Я была, мягко говоря, ошеломлена, а твердо говоря, почти убита.

Саша Буковицына, наследница Андрея Бориса Буковицына, одного из самых богатых людей России, считалась очень завидуемой невестой. Ее фотографии постоянно появлялись в уличных газетах и журналах, она мелькала на телевидении, но всё было пристойно, выверено, цензурировано – ясно, что такая девушка не могла позволить лишнего ни себе, ни средствам массовой информации. Да и папа не позволил бы. Никто при этом не знал, какое у нее образование, чем она занимается, но это, собственно, никого и не волновало. Невеста – это было ее звание, занятие, профессия и образование. Ее имя сопрягали то с одним, то с другим известным человеком – и вдруг. Как гром. Неожиданно. Ниоткуда.

Я решила срочно лететь в Москву и попросила купить мне билет.

Тут же прибежали разные люди и стали меня отговаривать, указывать на контракт.

Я сказала, что разрываю контракт.

Они тут же выдвинули вперед адвоката, который с видом злого фокусника предъявил мне множество аргументов, доказывающих, что в случае суда по причине неисполненных обязательств меня ждут огромные финансовые неприятности с последующими долгами и нищетой.

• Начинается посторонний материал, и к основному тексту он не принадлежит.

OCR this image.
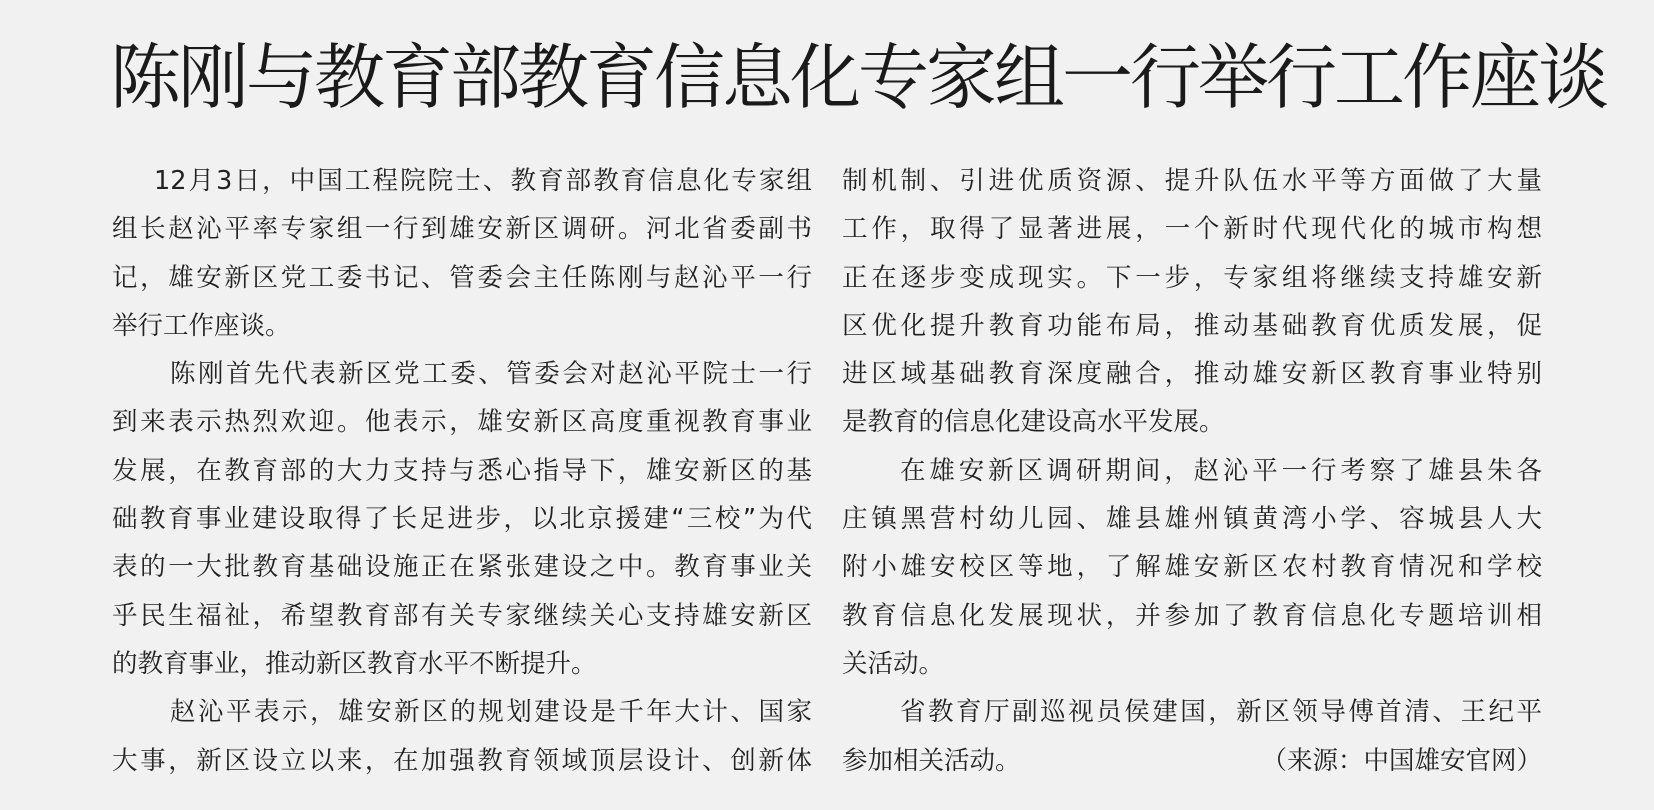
陈刚与教育部教育信息化专家组一行举行工作座谈
12月3日，中国工程院院士、教育部教育信息化专家组
组长赵沁平率专家组一行到雄安新区调研。河北省委副书
记，雄安新区党工委书记、管委会主任陈刚与赵沁平一行
举行工作座谈。
陈刚首先代表新区党工委、管委会对赵沁平院士一行
到来表示热烈欢迎。他表示，雄安新区高度重视教育事业
发展，在教育部的大力支持与悉心指导下，雄安新区的基
础教育事业建设取得了长足进步，以北京援建“三校”为代
表的一大批教育基础设施正在紧张建设之中。教育事业关
乎民生福祉，希望教育部有关专家继续关心支持雄安新区
的教育事业，推动新区教育水平不断提升。
赵沁平表示，雄安新区的规划建设是千年大计、国家
大事，新区设立以来，在加强教育领域顶层设计、创新体
制机制、引进优质资源、提升队伍水平等方面做了大量
工作，取得了显著进展，一个新时代现代化的城市构想
正在逐步变成现实。下一步，专家组将继续支持雄安新
区优化提升教育功能布局，推动基础教育优质发展，促
进区域基础教育深度融合，推动雄安新区教育事业特别
是教育的信息化建设高水平发展。
在雄安新区调研期间，赵沁平一行考察了雄县朱各
庄镇黑营村幼儿园、雄县雄州镇黄湾小学、容城县人大
附小雄安校区等地，了解雄安新区农村教育情况和学校
教育信息化发展现状，并参加了教育信息化专题培训相
关活动。
省教育厅副巡视员侯建国，新区领导傅首清、王纪平
参加相关活动。	（来源：中国雄安官网）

Я ничего не слышала и не хотела слышать.

В самолете просматривала всю информацию, которую смогла найти, об этой Саше. Во мне поднималось чувство, которого я не испытывала по отношению к Цестурии. Цестурия тоже красавица, но зрелая женщина, с умом, оригинальная, деятельная, всего сама добившаяся в жизни, я, пожалуй, даже уважала ее, хотя и ненавидела. А что тут? Только вот эти глаза, эти губы, этот нос? Одна только геометрия – и все?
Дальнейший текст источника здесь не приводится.